Eu sei! É absurdo! Não pareço, mas sou doce. Passo eficiência – e isso constrange, irrita. Sou uma sobrevivente, talvez meio dura.

E há também a questão das tatuagens, dos piercings…

Fiz de propósito para me proteger. A carcaça social que vesti é a de uma pessoa dura. Sou tão tímida, delicada e doce que, no transtorno, fico forte e agressiva. Não sou extrovertida e as pessoas confundem timidez com antipatia. Não tenho por que ser metida. Sou defensiva.

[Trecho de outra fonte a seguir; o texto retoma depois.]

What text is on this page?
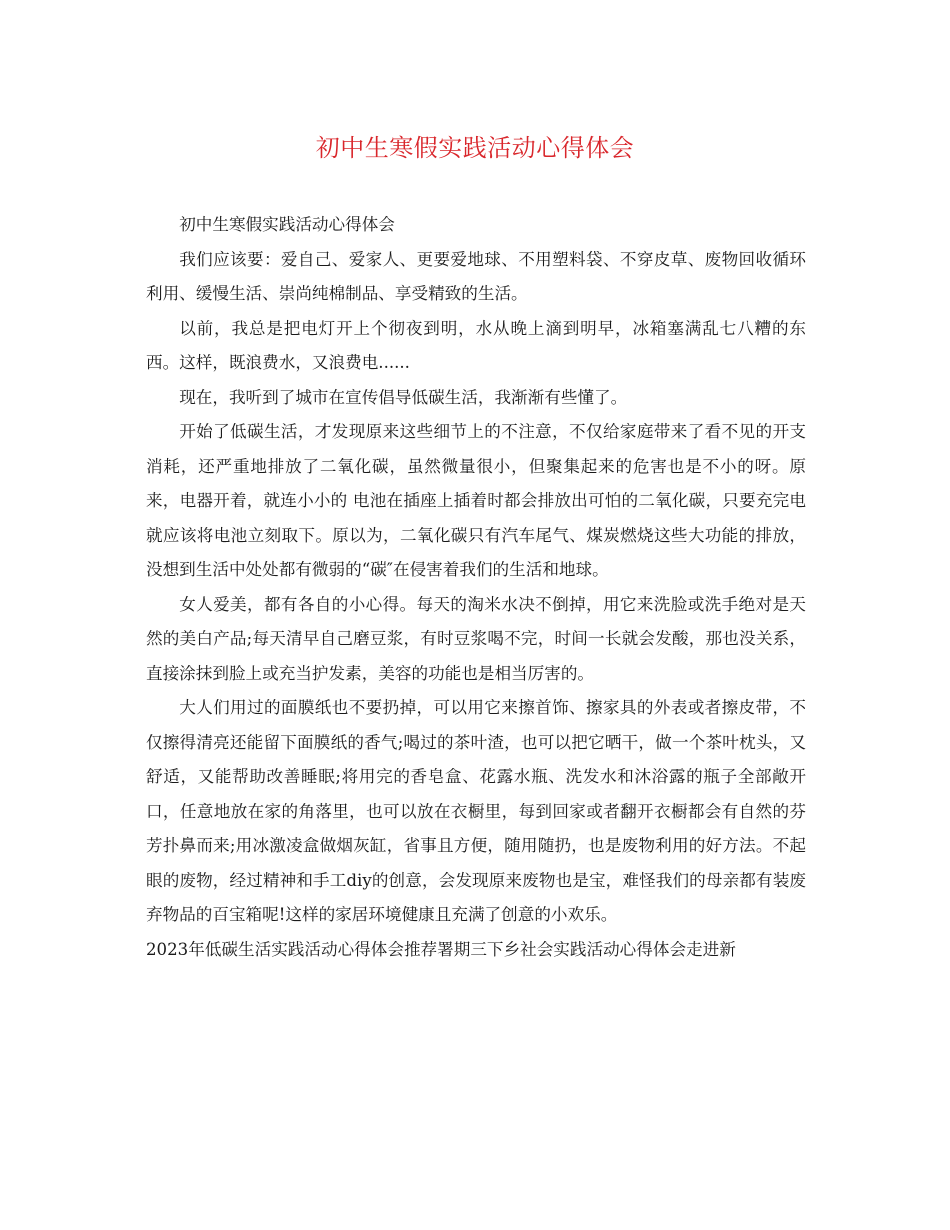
初中生寒假实践活动心得体会

初中生寒假实践活动心得体会

我们应该要：爱自己、爱家人、更要爱地球、不用塑料袋、不穿皮草、废物回收循环利用、缓慢生活、崇尚纯棉制品、享受精致的生活。

以前，我总是把电灯开上个彻夜到明，水从晚上滴到明早，冰箱塞满乱七八糟的东西。这样，既浪费水，又浪费电......

现在，我听到了城市在宣传倡导低碳生活，我渐渐有些懂了。

开始了低碳生活，才发现原来这些细节上的不注意，不仅给家庭带来了看不见的开支消耗，还严重地排放了二氧化碳，虽然微量很小，但聚集起来的危害也是不小的呀。原来，电器开着，就连小小的 电池在插座上插着时都会排放出可怕的二氧化碳，只要充完电就应该将电池立刻取下。原以为，二氧化碳只有汽车尾气、煤炭燃烧这些大功能的排放，没想到生活中处处都有微弱的“碳″在侵害着我们的生活和地球。

女人爱美，都有各自的小心得。每天的淘米水决不倒掉，用它来洗脸或洗手绝对是天然的美白产品;每天清早自己磨豆浆，有时豆浆喝不完，时间一长就会发酸，那也没关系，直接涂抹到脸上或充当护发素，美容的功能也是相当厉害的。

大人们用过的面膜纸也不要扔掉，可以用它来擦首饰、擦家具的外表或者擦皮带，不仅擦得清亮还能留下面膜纸的香气;喝过的茶叶渣，也可以把它晒干，做一个茶叶枕头，又舒适，又能帮助改善睡眠;将用完的香皂盒、花露水瓶、洗发水和沐浴露的瓶子全部敞开口，任意地放在家的角落里，也可以放在衣橱里，每到回家或者翻开衣橱都会有自然的芬芳扑鼻而来;用冰激凌盒做烟灰缸，省事且方便，随用随扔，也是废物利用的好方法。不起眼的废物，经过精神和手工diy的创意，会发现原来废物也是宝，难怪我们的母亲都有装废弃物品的百宝箱呢!这样的家居环境健康且充满了创意的小欢乐。

2023年低碳生活实践活动心得体会推荐署期三下乡社会实践活动心得体会走进新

E a fama de ser egocêntrica?

Sou egocêntrica depressiva, que é coisa de criança: o mundo gira em torno dela e, se dá uma merda, a culpa é dela. Meus pais se separaram e até hoje acho que a culpa é minha. Meu egocêntrico não é assim: o mundo gira em torno de mim porque sou poderosa e o sol nasceu porque meu xamã é forte. É assim: ‘Está chovendo?; o Brasil perdeu a Copa?’ É minha culpa (risos)!

Qual parte da Fernanda irrita o público?

Será porque compro em loja cara? Ah, é esse nariz (risos)! Já chorei na TV, contei meus problemas, acho que a identificação irrita as pessoas. O lado meu que elas têm, mas não querem ver, irrita. Talvez essa clareza e honestidade de eu lidar com minhas mazelas.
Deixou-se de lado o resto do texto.